Is it possible that – in no particular order – speed limits, street layout, banking regulation, sport, shoes, house design and the entire road and public transport network are likewise due for re-assessment? Can we be sure the criminal justice system, public examinations, airports, gyms, prescriptions for Viagra and pointlessly confrontational broadcast interviews, not forgetting pinkification (as the go-to method for getting women to forget about the above) do not, like 1960s-era air conditioning, unfairly privilege the comfort requirements of a 70kg, 40-year-old male?


Clearly, such a comprehensive review is not that promising without some agreement that George’s preferences should not be society’s factory setting. There might be opposition, for instance, from the awesomely virile design world, where it is still considered professional to produce phones and clunking watches that are too outsized to suit half their potential users, along with comically unmanoeuvrable kitchen appliances, packaging that challenges all but the strongest-fingered patriarch and vacuum cleaners that need their own trained staff (for filter washing) if they are to function reliably.


Culturally, the defiantly androcentric BBC remains content for women licence payers to fund 5 Live, a predominantly sports channel whose audience is more than 70% bloke; secondary schools have been told that many girls are uncomfortable with traditional organised sport; politicians know that women abominate Westminster’s thug-fest. Not everyone, evidently, struggles to understand why, say, the standard working week is still 40 hours, why the City persists with outings to lap-dancing clubs, or, perhaps less pressingly, why shorter-armed citizens are doomed to lifelong humiliation by Mr Modulor-friendly car-park barriers.


Indeed, some campaigners even believe that society has wrongfully departed from its primary purpose, that of placating middle-aged men.
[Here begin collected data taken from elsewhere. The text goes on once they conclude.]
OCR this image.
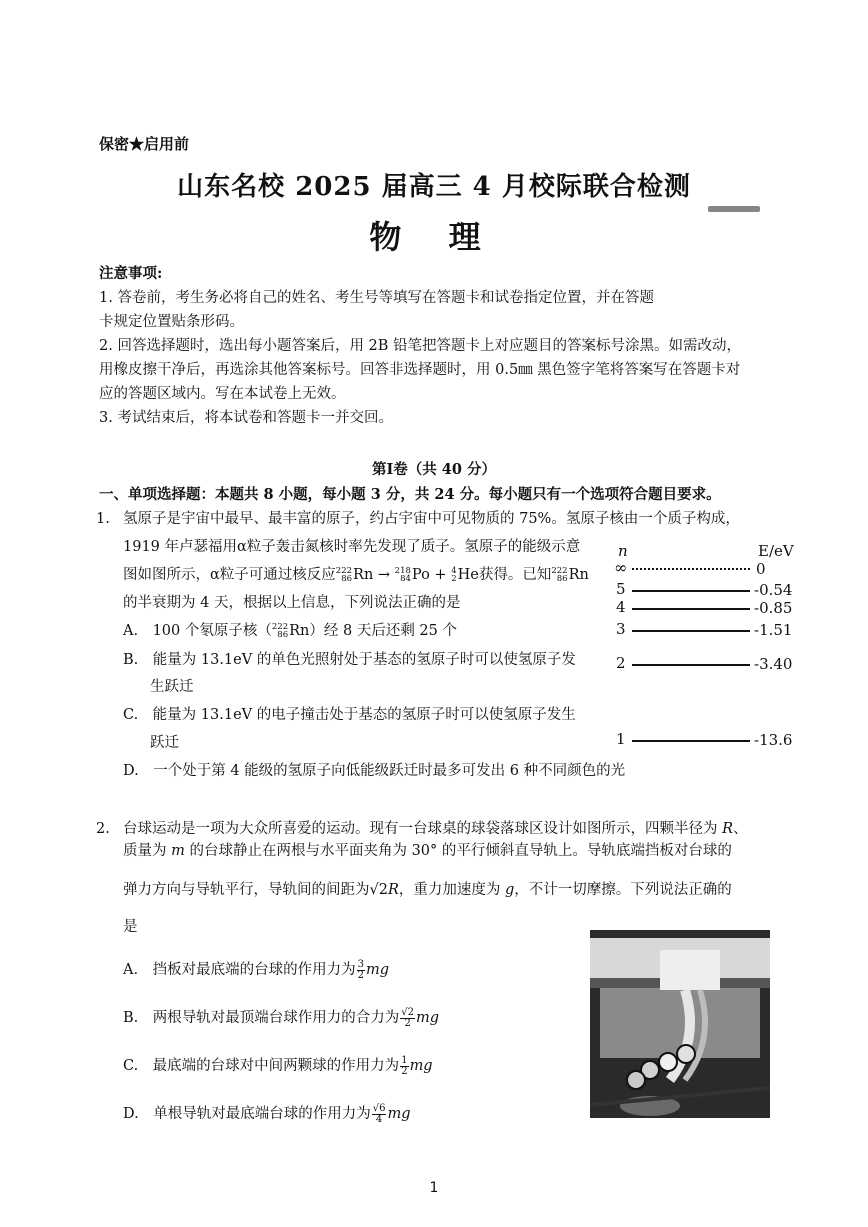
保密★启用前
山东名校 2025 届高三 4 月校际联合检测
物 理
注意事项:
1. 答卷前，考生务必将自己的姓名、考生号等填写在答题卡和试卷指定位置，并在答题
卡规定位置贴条形码。
2. 回答选择题时，选出每小题答案后，用 2B 铅笔把答题卡上对应题目的答案标号涂黑。如需改动，
用橡皮擦干净后，再选涂其他答案标号。回答非选择题时，用 0.5㎜ 黑色签字笔将答案写在答题卡对
应的答题区域内。写在本试卷上无效。
3. 考试结束后，将本试卷和答题卡一并交回。
第Ⅰ卷（共 40 分）
一、单项选择题：本题共 8 小题，每小题 3 分，共 24 分。每小题只有一个选项符合题目要求。
1. 氢原子是宇宙中最早、最丰富的原子，约占宇宙中可见物质的 75%。氢原子核由一个质子构成，
1919 年卢瑟福用α粒子轰击氮核时率先发现了质子。氢原子的能级示意
图如图所示，α粒子可通过核反应 222
86 Rn → 218
84 Po + 4
2 He获得。已知 222
86 Rn
的半衰期为 4 天，根据以上信息，下列说法正确的是
A.　100 个氡原子核（ 222
86 Rn）经 8 天后还剩 25 个
B.　能量为 13.1eV 的单色光照射处于基态的氢原子时可以使氢原子发
生跃迁
C.　能量为 13.1eV 的电子撞击处于基态的氢原子时可以使氢原子发生
跃迁
D.　一个处于第 4 能级的氢原子向低能级跃迁时最多可发出 6 种不同颜色的光
n	E/eV
∞	0
5	-0.54
4	-0.85
3	-1.51
2	-3.40
1	-13.6
2. 台球运动是一项为大众所喜爱的运动。现有一台球桌的球袋落球区设计如图所示，四颗半径为 R、
质量为 m 的台球静止在两根与水平面夹角为 30° 的平行倾斜直导轨上。导轨底端挡板对台球的
弹力方向与导轨平行，导轨间的间距为√2R，重力加速度为 g，不计一切摩擦。下列说法正确的
是
A.　挡板对最底端的台球的作用力为 $\frac{3}{2}$ mg
B.　两根导轨对最顶端台球作用力的合力为 $\frac{√2}{2}$ mg
C.　最底端的台球对中间两颗球的作用力为 $\frac{1}{2}$ mg
D.　单根导轨对最底端台球的作用力为 $\frac{√6}{4}$ mg
1
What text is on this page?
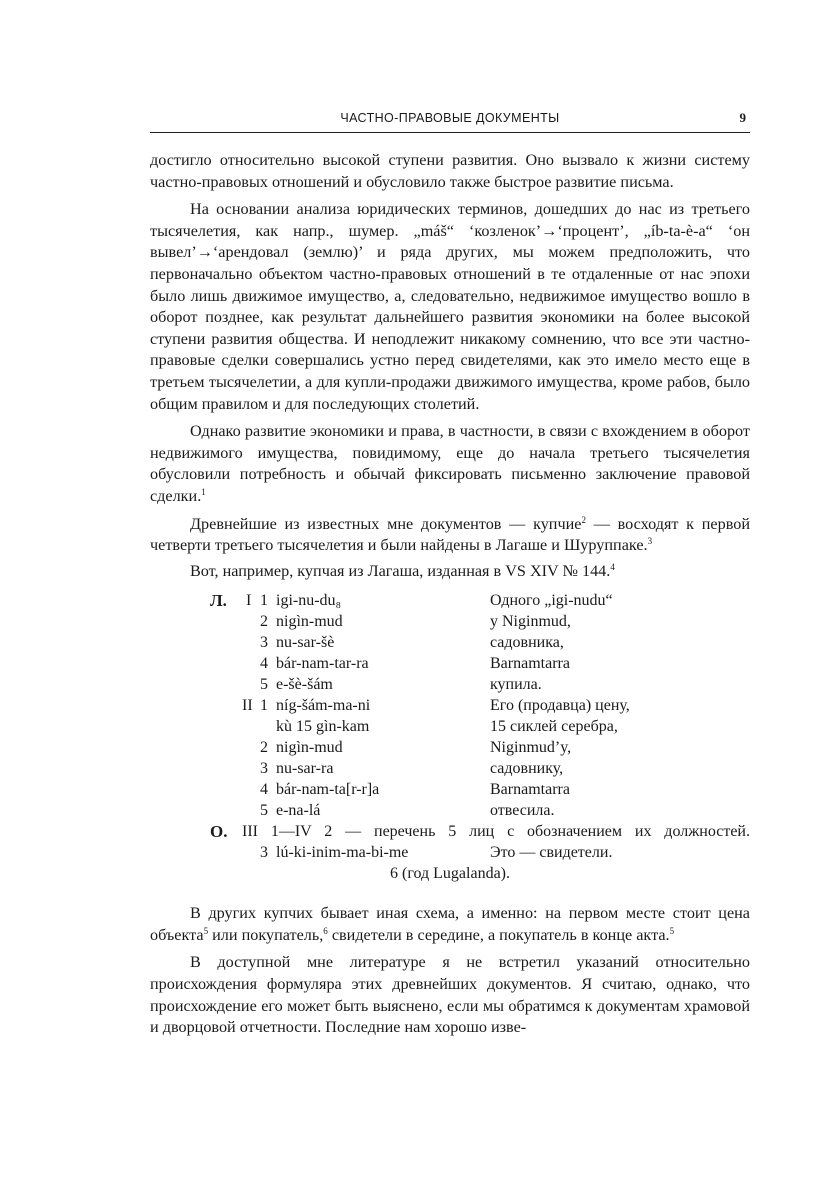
ЧАСТНО-ПРАВОВЫЕ ДОКУМЕНТЫ	9

достигло относительно высокой ступени развития. Оно вызвало к жизни систему частно-правовых отношений и обусловило также быстрое развитие письма.

На основании анализа юридических терминов, дошедших до нас из третьего тысячелетия, как напр., шумер. „máš“ ‘козленок’→‘процент’, „íb-ta-è-a“ ‘он вывел’→‘арендовал (землю)’ и ряда других, мы можем предположить, что первоначально объектом частно-правовых отношений в те отдаленные от нас эпохи было лишь движимое имущество, а, следовательно, недвижимое имущество вошло в оборот позднее, как результат дальнейшего развития экономики на более высокой ступени развития общества. И неподлежит никакому сомнению, что все эти частно-правовые сделки совершались устно перед свидетелями, как это имело место еще в третьем тысячелетии, а для купли-продажи движимого имущества, кроме рабов, было общим правилом и для последующих столетий.

Однако развитие экономики и права, в частности, в связи с вхождением в оборот недвижимого имущества, повидимому, еще до начала третьего тысячелетия обусловили потребность и обычай фиксировать письменно заключение правовой сделки.$^1$

Древнейшие из известных мне документов — купчие$^2$ — восходят к первой четверти третьего тысячелетия и были найдены в Лагаше и Шуруппаке.$^3$

Вот, например, купчая из Лагаша, изданная в VS XIV № 144.$^4$

Л. I 1 igi-nu-du₈	Одного „igi-nudu“
2 nigìn-mud	у Niginmud,
3 nu-sar-šè	садовника,
4 bár-nam-tar-ra	Barnamtarra
5 e-šè-šám	купила.
II 1 níg-šám-ma-ni	Его (продавца) цену,
kù 15 gìn-kam	15 сиклей серебра,
2 nigìn-mud	Niginmud’y,
3 nu-sar-ra	садовнику,
4 bár-nam-ta[r-r]a	Barnamtarra
5 e-na-lá	отвесила.
О. III 1—IV 2 — перечень 5 лиц с обозначением их должностей.
3 lú-ki-inim-ma-bi-me	Это — свидетели.
6 (год Lugalanda).

В других купчих бывает иная схема, а именно: на первом месте стоит цена объекта$^5$ или покупатель,$^6$ свидетели в середине, а покупатель в конце акта.$^5$

В доступной мне литературе я не встретил указаний относительно происхождения формуляра этих древнейших документов. Я считаю, однако, что происхождение его может быть выяснено, если мы обратимся к документам храмовой и дворцовой отчетности. Последние нам хорошо изве-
In her latest attempt to reverse women’s progress, in a paper called Supply and Desire, the sociologist Catherine Hakim trivialises the risks to women (unless she is simply ignorant of the figures for murder, rape and assault) to argue the case for legalising – and thereby increasing – prostitution. In her Mad Men-based version of gender equality duty, society must accept the existence of a “sex-deficit”, or men wanting sex more often than women; discard the possibility that this is irrelevant; and supply the required market in women.


Where another academic might stress the need for girls and women to enter Stem (science, technology, engineering and mathematics) and other professions where they will have a chance of transforming the world, Hakim, published by the Institute of Economic Affairs, shares an aperçu from the high-end courtesans: “The puzzle is not why intelligent and attractive women become prostitutes, but rather why more women are not tempted into this lucrative occupation.”


Not for Hakim the possibility, once raised by Perkins Gilman, now being explored in Sweden and elsewhere, that widespread prostitution of women is not, after all, part of the natural order. “At the top end,” she urges our daughters, taking the idea of a male-designed world a lurch further, “these services [ie, the women] become Veblen goods.” That is to say, she thinks prostituted women should be happy to be traded like upscale handbags or watches; coveted by gullible male customers precisely because they are absurdly overpriced.


As dismal as it is to see such a quantity of thinktanker’s energy defending the assumption that men’s reported experience of sex should, as of right, take priority over women’s, Hakim should perhaps, herself, be regarded as a vintage thermostat, one still capable of being reset. Once she reads Kingma she may yet understand: it doesn’t have to be this way.




Is it cold in here or is it just me? Or is it just a man"s world?